Catastrophic failures happen only when enough of these small errors line up, leading to a compounding effect via a chain reaction. Catastrophic failures—whenever they occur—happen regardless of a “root cause”.

By that logic, the Challenger disaster didn’t happen simply because of the O-ring seals failure. The second wave of the Coronavirus didn’t take over India simply due to lack of adequate healthcare in the country. A marketing strategy doesn’t fail simply because you didn’t include animal photos.

These so called “root causes” are part of many reasons, and they are definitely not the main reason. If you look closely, there are 500 other things that were erroneous but didn’t contribute to the disaster. In a complex system—where there are multiple moving parts—there is no “root cause”. In other words, avoiding them wouldn’t have been enough to avoid the disaster. It might have been delayed, but not prevented.

Catastrophic failures are usually due to a combination of bad system design, human error, human-computer interaction flaws, poor training, miscommunication, bad process, and countless other major and minor contributing factors. There’s seldom one major factor which has a cascading effect.

The same is true for success as well. A company doesn’t become successful just because it has a great CEO. You don’t have a healthy relationship just because you are a nice person. You don’t win a competition just because you worked hard. There are multiple other factors—some of which are outside your control.

Therefore, the goal isn’t to make completely error-free systems. It’s impossible to make them completely free of error anway. It’s hubris to even attempt that—be it a personal fitness regime, or the product development process in a startup, or the service design of an airport. What you should thrive for is to make them error-proof. Systems that work regardless of errors.

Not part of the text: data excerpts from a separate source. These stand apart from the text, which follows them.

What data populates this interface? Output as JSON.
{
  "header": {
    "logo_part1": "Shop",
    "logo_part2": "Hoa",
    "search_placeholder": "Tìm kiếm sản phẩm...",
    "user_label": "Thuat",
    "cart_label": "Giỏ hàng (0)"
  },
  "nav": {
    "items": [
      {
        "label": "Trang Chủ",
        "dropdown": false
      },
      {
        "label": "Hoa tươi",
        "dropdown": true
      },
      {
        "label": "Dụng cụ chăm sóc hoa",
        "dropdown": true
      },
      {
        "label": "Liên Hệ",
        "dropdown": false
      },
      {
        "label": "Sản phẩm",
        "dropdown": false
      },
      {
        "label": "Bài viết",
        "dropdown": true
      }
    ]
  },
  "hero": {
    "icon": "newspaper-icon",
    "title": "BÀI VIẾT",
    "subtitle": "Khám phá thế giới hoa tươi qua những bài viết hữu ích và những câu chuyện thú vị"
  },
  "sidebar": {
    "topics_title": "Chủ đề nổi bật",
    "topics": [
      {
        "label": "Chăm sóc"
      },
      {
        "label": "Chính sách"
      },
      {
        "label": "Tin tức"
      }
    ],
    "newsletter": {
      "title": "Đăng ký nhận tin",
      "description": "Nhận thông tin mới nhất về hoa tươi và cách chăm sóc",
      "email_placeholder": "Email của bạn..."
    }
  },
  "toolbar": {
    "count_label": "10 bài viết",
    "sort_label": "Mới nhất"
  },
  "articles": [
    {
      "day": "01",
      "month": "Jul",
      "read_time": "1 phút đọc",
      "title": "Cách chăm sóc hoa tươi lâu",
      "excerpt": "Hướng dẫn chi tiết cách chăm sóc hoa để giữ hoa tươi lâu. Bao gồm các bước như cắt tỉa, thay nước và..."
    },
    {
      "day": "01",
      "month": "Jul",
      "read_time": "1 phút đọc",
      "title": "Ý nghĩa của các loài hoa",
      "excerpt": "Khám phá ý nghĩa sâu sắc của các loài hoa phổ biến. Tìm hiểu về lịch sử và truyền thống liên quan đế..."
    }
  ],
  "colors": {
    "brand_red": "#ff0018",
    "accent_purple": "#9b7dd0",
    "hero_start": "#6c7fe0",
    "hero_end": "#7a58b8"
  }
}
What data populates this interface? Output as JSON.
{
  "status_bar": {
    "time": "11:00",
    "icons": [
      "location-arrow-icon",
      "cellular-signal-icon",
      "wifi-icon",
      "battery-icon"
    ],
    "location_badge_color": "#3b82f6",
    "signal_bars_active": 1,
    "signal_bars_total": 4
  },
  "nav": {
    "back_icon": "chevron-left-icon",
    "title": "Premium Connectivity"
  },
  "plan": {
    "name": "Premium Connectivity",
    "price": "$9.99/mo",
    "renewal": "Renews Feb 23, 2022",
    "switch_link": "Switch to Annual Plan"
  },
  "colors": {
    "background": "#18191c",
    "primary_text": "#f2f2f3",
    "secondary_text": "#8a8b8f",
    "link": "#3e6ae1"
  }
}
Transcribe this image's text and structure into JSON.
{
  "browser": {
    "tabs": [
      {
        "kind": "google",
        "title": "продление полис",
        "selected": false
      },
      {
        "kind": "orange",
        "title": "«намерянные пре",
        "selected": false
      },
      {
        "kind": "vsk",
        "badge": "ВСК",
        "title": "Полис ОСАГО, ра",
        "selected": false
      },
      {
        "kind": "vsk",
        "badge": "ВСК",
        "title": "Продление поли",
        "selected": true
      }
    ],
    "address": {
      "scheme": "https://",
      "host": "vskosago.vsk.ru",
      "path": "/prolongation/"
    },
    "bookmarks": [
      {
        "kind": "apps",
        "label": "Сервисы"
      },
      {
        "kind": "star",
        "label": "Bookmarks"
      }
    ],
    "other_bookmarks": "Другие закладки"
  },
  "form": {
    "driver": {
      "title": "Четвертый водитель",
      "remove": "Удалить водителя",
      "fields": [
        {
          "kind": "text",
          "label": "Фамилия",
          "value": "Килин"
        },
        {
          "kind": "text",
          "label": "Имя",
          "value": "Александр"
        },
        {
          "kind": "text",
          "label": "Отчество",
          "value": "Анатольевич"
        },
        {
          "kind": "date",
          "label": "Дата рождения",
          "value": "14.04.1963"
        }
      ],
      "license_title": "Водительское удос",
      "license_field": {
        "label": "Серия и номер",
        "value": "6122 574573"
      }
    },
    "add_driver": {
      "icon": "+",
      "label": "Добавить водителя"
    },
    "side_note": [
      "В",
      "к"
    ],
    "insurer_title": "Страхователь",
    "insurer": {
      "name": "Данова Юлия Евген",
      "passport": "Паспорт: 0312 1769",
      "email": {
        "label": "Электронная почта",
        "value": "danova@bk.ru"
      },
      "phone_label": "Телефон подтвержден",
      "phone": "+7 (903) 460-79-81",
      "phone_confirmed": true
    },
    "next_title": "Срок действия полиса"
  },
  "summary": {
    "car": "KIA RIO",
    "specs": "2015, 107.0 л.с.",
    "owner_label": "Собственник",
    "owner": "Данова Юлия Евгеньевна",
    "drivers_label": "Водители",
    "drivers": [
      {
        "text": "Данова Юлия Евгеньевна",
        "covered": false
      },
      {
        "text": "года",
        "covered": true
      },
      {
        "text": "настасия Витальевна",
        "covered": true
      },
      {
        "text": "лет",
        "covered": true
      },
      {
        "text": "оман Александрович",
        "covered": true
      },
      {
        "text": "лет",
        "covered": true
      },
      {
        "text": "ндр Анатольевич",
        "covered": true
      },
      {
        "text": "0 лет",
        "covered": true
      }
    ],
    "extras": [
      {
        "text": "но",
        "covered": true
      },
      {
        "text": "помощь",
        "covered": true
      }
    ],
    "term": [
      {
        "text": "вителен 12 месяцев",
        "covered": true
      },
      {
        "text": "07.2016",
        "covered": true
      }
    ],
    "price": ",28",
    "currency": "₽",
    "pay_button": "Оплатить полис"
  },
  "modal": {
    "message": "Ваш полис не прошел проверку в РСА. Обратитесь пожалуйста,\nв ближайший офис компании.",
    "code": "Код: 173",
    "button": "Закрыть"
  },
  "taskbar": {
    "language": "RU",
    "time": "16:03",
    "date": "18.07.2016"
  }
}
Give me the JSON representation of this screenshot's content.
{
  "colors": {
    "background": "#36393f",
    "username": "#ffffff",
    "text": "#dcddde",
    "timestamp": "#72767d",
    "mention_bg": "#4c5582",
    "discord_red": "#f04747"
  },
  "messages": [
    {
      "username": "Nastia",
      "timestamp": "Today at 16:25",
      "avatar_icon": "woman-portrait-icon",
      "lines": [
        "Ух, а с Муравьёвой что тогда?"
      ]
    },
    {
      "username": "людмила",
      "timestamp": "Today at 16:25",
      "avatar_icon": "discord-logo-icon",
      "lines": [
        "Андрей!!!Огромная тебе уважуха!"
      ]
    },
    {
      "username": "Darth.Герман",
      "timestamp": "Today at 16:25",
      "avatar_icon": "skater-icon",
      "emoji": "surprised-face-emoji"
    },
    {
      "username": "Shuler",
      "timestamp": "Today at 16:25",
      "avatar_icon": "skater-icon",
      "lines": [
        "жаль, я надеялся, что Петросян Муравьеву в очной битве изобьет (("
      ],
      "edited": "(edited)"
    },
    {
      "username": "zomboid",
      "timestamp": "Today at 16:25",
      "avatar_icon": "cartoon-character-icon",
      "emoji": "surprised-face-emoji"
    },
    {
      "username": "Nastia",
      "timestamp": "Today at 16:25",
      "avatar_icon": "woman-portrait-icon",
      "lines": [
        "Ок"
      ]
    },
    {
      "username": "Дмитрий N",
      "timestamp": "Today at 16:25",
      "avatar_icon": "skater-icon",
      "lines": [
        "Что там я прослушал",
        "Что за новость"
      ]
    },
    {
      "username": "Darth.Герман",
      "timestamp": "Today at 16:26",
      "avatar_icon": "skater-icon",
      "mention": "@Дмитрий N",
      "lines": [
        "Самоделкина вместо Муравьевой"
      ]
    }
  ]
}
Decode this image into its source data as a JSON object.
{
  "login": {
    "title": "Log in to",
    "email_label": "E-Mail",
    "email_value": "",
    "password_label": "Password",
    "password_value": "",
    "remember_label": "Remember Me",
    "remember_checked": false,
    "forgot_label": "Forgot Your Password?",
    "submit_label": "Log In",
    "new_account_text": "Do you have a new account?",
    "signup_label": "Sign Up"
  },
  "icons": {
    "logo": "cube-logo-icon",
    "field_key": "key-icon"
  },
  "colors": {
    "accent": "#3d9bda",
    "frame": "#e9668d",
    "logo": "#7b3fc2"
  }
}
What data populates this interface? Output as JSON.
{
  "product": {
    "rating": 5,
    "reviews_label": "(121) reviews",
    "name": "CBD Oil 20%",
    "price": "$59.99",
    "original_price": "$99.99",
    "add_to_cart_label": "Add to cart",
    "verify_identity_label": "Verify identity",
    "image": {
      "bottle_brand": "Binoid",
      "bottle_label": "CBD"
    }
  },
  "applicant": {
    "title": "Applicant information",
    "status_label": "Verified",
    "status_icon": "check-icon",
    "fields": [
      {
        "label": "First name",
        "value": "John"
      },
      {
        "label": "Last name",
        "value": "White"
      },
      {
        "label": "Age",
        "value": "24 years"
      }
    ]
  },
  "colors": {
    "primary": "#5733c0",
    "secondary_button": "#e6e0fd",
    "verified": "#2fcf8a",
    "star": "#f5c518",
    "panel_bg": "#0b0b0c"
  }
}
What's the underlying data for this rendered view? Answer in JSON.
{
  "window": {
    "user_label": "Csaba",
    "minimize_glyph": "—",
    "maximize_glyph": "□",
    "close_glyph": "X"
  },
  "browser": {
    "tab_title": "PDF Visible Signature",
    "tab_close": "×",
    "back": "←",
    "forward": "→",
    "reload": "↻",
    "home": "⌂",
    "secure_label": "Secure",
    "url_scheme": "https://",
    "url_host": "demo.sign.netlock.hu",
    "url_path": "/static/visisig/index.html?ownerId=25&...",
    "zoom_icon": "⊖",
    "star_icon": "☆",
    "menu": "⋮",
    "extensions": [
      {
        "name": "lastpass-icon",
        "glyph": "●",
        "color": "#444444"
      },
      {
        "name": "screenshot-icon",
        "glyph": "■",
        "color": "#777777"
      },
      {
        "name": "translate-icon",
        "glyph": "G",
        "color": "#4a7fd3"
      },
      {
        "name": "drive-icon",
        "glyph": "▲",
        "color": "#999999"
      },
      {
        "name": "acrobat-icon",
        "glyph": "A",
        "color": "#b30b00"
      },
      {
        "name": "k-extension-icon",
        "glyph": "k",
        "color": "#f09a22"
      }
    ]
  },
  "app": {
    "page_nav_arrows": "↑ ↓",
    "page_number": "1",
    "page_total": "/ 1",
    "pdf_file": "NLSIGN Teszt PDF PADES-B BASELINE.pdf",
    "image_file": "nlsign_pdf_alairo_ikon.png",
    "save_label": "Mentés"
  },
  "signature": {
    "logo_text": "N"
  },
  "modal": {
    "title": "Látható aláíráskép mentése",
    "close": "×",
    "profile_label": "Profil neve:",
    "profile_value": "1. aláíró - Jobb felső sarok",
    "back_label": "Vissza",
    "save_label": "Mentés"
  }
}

A good system helps you stay healthy regardless of occasional drinking and partying. A good system helps you get more done regardless of procrastination. A good system helps you ship the MVP regardless of developmental hiccups.

Every day, between one and five of your cells in your body turn cancerous. But your immune system is efficient enough to capture and kill them. Think of that. A couple of dozen times a week, well over a thousand times a year, you get the most dreaded disease of our age, and each time your body self-corrects.

The body works regardless of errors. So should the systems we design.